How to extract metadata from a website
Title tags, Open Graph, Twitter cards, JSON-LD structured data — what every page exposes and how to pull it out cleanly for SEO audits, link previews, or content indexing.
Websites carry metadata in four standard layers, and a fifth informal one. Most extractors handle two or three; the good ones cover all five.
What's in the head
- <title> and <meta name="description"> — the original SEO pair, still the most important.
- Open Graph tags (og:title, og:description, og:image, og:url) — what Facebook, LinkedIn, and Slack use for link previews.
- Twitter card tags (twitter:card, twitter:title, etc.) — same role, different namespace.

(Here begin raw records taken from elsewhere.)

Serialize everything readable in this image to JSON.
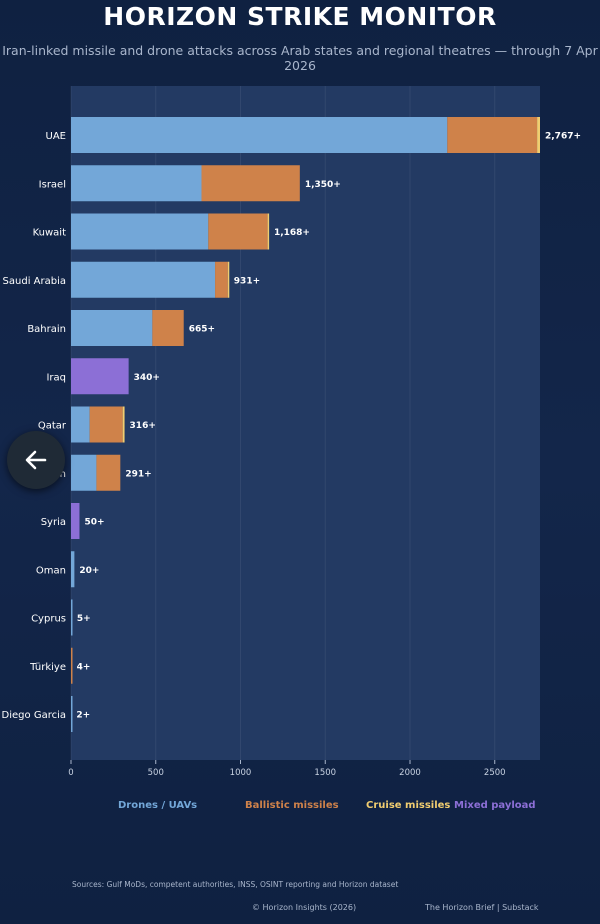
{
  "header": {
    "title": "HORIZON STRIKE MONITOR",
    "subtitle": "Iran-linked missile and drone attacks across Arab states and regional theatres — through 7 Apr 2026"
  },
  "colors": {
    "drones": "#73a7d8",
    "ballistic": "#cf824a",
    "cruise": "#f1cd70",
    "mixed": "#8c6fd6",
    "plot_bg": "#233a63"
  },
  "chart_data": {
    "type": "bar",
    "orientation": "horizontal",
    "stacked": true,
    "categories": [
      "UAE",
      "Israel",
      "Kuwait",
      "Saudi Arabia",
      "Bahrain",
      "Iraq",
      "Qatar",
      "Jordan",
      "Syria",
      "Oman",
      "Cyprus",
      "Türkiye",
      "Diego Garcia"
    ],
    "series": [
      {
        "name": "Drones / UAVs",
        "values": [
          2220,
          770,
          810,
          850,
          480,
          0,
          110,
          150,
          0,
          20,
          5,
          0,
          2
        ]
      },
      {
        "name": "Ballistic missiles",
        "values": [
          530,
          580,
          350,
          75,
          185,
          0,
          195,
          141,
          0,
          0,
          0,
          4,
          0
        ]
      },
      {
        "name": "Cruise missiles",
        "values": [
          17,
          0,
          8,
          6,
          0,
          0,
          11,
          0,
          0,
          0,
          0,
          0,
          0
        ]
      },
      {
        "name": "Mixed payload",
        "values": [
          0,
          0,
          0,
          0,
          0,
          340,
          0,
          0,
          50,
          0,
          0,
          0,
          0
        ]
      }
    ],
    "data_labels": [
      "2,767+",
      "1,350+",
      "1,168+",
      "931+",
      "665+",
      "340+",
      "316+",
      "291+",
      "50+",
      "20+",
      "5+",
      "4+",
      "2+"
    ],
    "xlim": [
      0,
      2767
    ],
    "xticks": [
      0,
      500,
      1000,
      1500,
      2000,
      2500
    ],
    "grid": true,
    "legend": "bottom"
  },
  "legend": {
    "drones": "Drones / UAVs",
    "ballistic": "Ballistic missiles",
    "cruise": "Cruise missiles",
    "mixed": "Mixed payload"
  },
  "footer": {
    "sources": "Sources: Gulf MoDs, competent authorities, INSS, OSINT reporting and Horizon dataset",
    "copyright": "© Horizon Insights (2026)",
    "brand": "The Horizon Brief | Substack"
  }
}
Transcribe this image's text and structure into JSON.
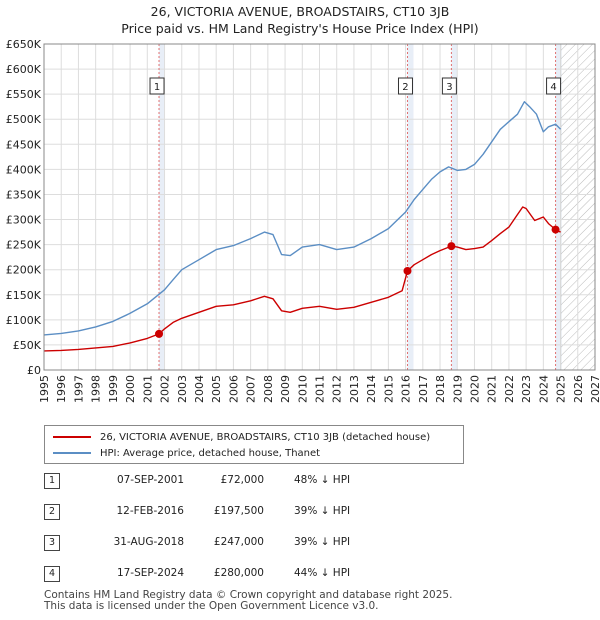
{
  "title_line1": "26, VICTORIA AVENUE, BROADSTAIRS, CT10 3JB",
  "title_line2": "Price paid vs. HM Land Registry's House Price Index (HPI)",
  "colors": {
    "property": "#cc0000",
    "hpi": "#5b8ec4",
    "marker_line": "#e07070",
    "grid": "#dddddd",
    "shade": "#e8eef7"
  },
  "chart_data": {
    "type": "line",
    "title": "26, VICTORIA AVENUE, BROADSTAIRS, CT10 3JB — Price paid vs. HM Land Registry's House Price Index (HPI)",
    "xlabel": "",
    "ylabel": "",
    "xlim": [
      1995,
      2027
    ],
    "ylim": [
      0,
      650000
    ],
    "grid": true,
    "legend_position": "bottom",
    "forecast_start": 2025.0,
    "y_ticks": [
      0,
      50000,
      100000,
      150000,
      200000,
      250000,
      300000,
      350000,
      400000,
      450000,
      500000,
      550000,
      600000,
      650000
    ],
    "y_tick_labels": [
      "£0",
      "£50K",
      "£100K",
      "£150K",
      "£200K",
      "£250K",
      "£300K",
      "£350K",
      "£400K",
      "£450K",
      "£500K",
      "£550K",
      "£600K",
      "£650K"
    ],
    "x_ticks": [
      1995,
      1996,
      1997,
      1998,
      1999,
      2000,
      2001,
      2002,
      2003,
      2004,
      2005,
      2006,
      2007,
      2008,
      2009,
      2010,
      2011,
      2012,
      2013,
      2014,
      2015,
      2016,
      2017,
      2018,
      2019,
      2020,
      2021,
      2022,
      2023,
      2024,
      2025,
      2026,
      2027
    ],
    "x_tick_labels": [
      "1995",
      "1996",
      "1997",
      "1998",
      "1999",
      "2000",
      "2001",
      "2002",
      "2003",
      "2004",
      "2005",
      "2006",
      "2007",
      "2008",
      "2009",
      "2010",
      "2011",
      "2012",
      "2013",
      "2014",
      "2015",
      "2016",
      "2017",
      "2018",
      "2019",
      "2020",
      "2021",
      "2022",
      "2023",
      "2024",
      "2025",
      "2026",
      "2027"
    ],
    "series": [
      {
        "name": "26, VICTORIA AVENUE, BROADSTAIRS, CT10 3JB (detached house)",
        "x": [
          1995.0,
          1996.0,
          1997.0,
          1998.0,
          1999.0,
          2000.0,
          2001.0,
          2001.68,
          2002.0,
          2002.5,
          2003.0,
          2004.0,
          2005.0,
          2006.0,
          2007.0,
          2007.8,
          2008.3,
          2008.8,
          2009.3,
          2010.0,
          2011.0,
          2012.0,
          2013.0,
          2013.8,
          2014.5,
          2015.0,
          2015.8,
          2016.11,
          2016.5,
          2017.0,
          2017.5,
          2018.0,
          2018.66,
          2019.0,
          2019.5,
          2020.0,
          2020.5,
          2021.0,
          2021.5,
          2022.0,
          2022.5,
          2022.8,
          2023.0,
          2023.5,
          2024.0,
          2024.3,
          2024.71,
          2025.0
        ],
        "values": [
          38000,
          39000,
          41000,
          44000,
          47000,
          54000,
          63000,
          72000,
          82000,
          95000,
          103000,
          115000,
          127000,
          130000,
          138000,
          147000,
          142000,
          118000,
          115000,
          123000,
          127000,
          121000,
          125000,
          133000,
          140000,
          145000,
          158000,
          197500,
          210000,
          220000,
          230000,
          238000,
          247000,
          245000,
          240000,
          242000,
          245000,
          258000,
          272000,
          285000,
          310000,
          325000,
          322000,
          298000,
          305000,
          292000,
          280000,
          275000
        ]
      },
      {
        "name": "HPI: Average price, detached house, Thanet",
        "x": [
          1995.0,
          1996.0,
          1997.0,
          1998.0,
          1999.0,
          2000.0,
          2001.0,
          2002.0,
          2002.5,
          2003.0,
          2004.0,
          2005.0,
          2006.0,
          2007.0,
          2007.8,
          2008.3,
          2008.8,
          2009.3,
          2010.0,
          2011.0,
          2012.0,
          2013.0,
          2014.0,
          2015.0,
          2016.0,
          2016.5,
          2017.0,
          2017.5,
          2018.0,
          2018.5,
          2019.0,
          2019.5,
          2020.0,
          2020.5,
          2021.0,
          2021.5,
          2022.0,
          2022.5,
          2022.9,
          2023.2,
          2023.6,
          2024.0,
          2024.3,
          2024.71,
          2025.0
        ],
        "values": [
          70000,
          73000,
          78000,
          86000,
          97000,
          113000,
          132000,
          160000,
          180000,
          200000,
          220000,
          240000,
          248000,
          262000,
          275000,
          270000,
          230000,
          228000,
          245000,
          250000,
          240000,
          245000,
          262000,
          282000,
          315000,
          340000,
          360000,
          380000,
          395000,
          405000,
          398000,
          400000,
          410000,
          430000,
          455000,
          480000,
          495000,
          510000,
          535000,
          525000,
          510000,
          475000,
          485000,
          490000,
          480000
        ]
      }
    ],
    "sales": [
      {
        "label": "1",
        "x": 2001.68,
        "value": 72000
      },
      {
        "label": "2",
        "x": 2016.11,
        "value": 197500
      },
      {
        "label": "3",
        "x": 2018.66,
        "value": 247000
      },
      {
        "label": "4",
        "x": 2024.71,
        "value": 280000
      }
    ]
  },
  "legend": {
    "property_label": "26, VICTORIA AVENUE, BROADSTAIRS, CT10 3JB (detached house)",
    "hpi_label": "HPI: Average price, detached house, Thanet"
  },
  "sales_table": [
    {
      "label": "1",
      "date": "07-SEP-2001",
      "price": "£72,000",
      "hpi": "48% ↓ HPI"
    },
    {
      "label": "2",
      "date": "12-FEB-2016",
      "price": "£197,500",
      "hpi": "39% ↓ HPI"
    },
    {
      "label": "3",
      "date": "31-AUG-2018",
      "price": "£247,000",
      "hpi": "39% ↓ HPI"
    },
    {
      "label": "4",
      "date": "17-SEP-2024",
      "price": "£280,000",
      "hpi": "44% ↓ HPI"
    }
  ],
  "footer_line1": "Contains HM Land Registry data © Crown copyright and database right 2025.",
  "footer_line2": "This data is licensed under the Open Government Licence v3.0."
}
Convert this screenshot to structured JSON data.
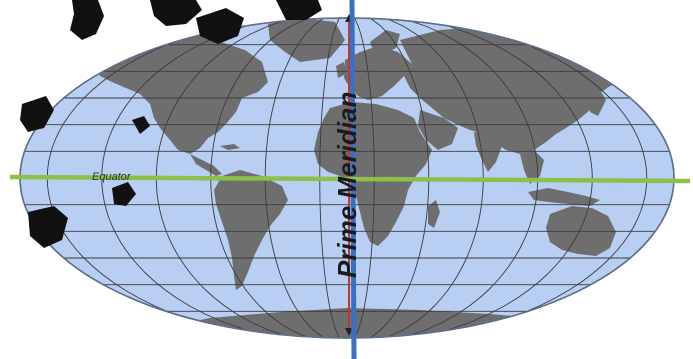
{
  "map": {
    "title": "",
    "prime_meridian_label": "Prime Meridian",
    "equator_label": "Equator",
    "projection": "Robinson-like oval world map",
    "colors": {
      "ocean": "#b8cff3",
      "land": "#6e6e6e",
      "graticule": "#3a3a3a",
      "prime_meridian_line": "#3a6fc4",
      "prime_meridian_inner": "#c0392b",
      "equator_line": "#8dc04a",
      "page_background": "#ffffff",
      "decoration": "#111111"
    },
    "icons": {
      "meridian_arrow": "arrow-icon",
      "decorations": "dark-curl-decoration-icon"
    }
  }
}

- JSON-LD structured data — Schema.org types like Article, Product, BreadcrumbList. What Google uses for rich results.
- Microdata and RDFa — older alternatives to JSON-LD, still common on legacy sites.
Quick extract: curl + grep
curl -s https://example.com | grep -i 'meta\|title\|json-ld' is enough for one-off poking. Useless at scale because it can't parse JS-rendered content or handle malformed HTML.
Python: BeautifulSoup + extruct
extruct is the right library for everything beyond title/description. It handles JSON-LD, microdata, RDFa, OpenGraph, and microformats from a single HTML string:
import requests, extruct html = requests.get("https://example.com").text data = extruct.extract(html, base_url="https://example.com") print(data["json-ld"]) print(data["opengraph"])
For JS-rendered sites, swap requests for Playwright or Puppeteer to get the post-render HTML before passing to extruct.
Node: metascraper
Modular metadata scraper with adapters for title, author, image, date, publisher. Used in production by several link-preview services. Returns a normalized object regardless of which tag layer the site actually uses.
Hosted APIs
Microlink, LinkPreview, and OpenGraph.io return cleaned metadata for any URL. Worth it when you don't want to maintain a fetcher and rendering layer yourself, especially for a link-preview feature in a chat or CMS product.
What "metadata" doesn't include
The <head> tags are author-declared and often missing, lying, or stale. For real content extraction — actual title, byline, publish date, body text — you need a content extractor (Readability, Mercury, Trafilatura) that infers these from the visible page when the metadata is wrong. ExtractFox's website extractor takes the same approach: it reads the rendered page, not just the head.
Edge cases
- Single-page apps that render in JS and don't update the head dynamically — Next.js, Remix, and similar frameworks fix this server-side; SPAs with client-only routing often don't.
- Paywalled articles where the metadata says one thing and the actual content is a paywall — mostly a problem for content syndication tools.
- Sites that return different metadata to bots vs. browsers — check both with a Googlebot user-agent if rankings depend on it.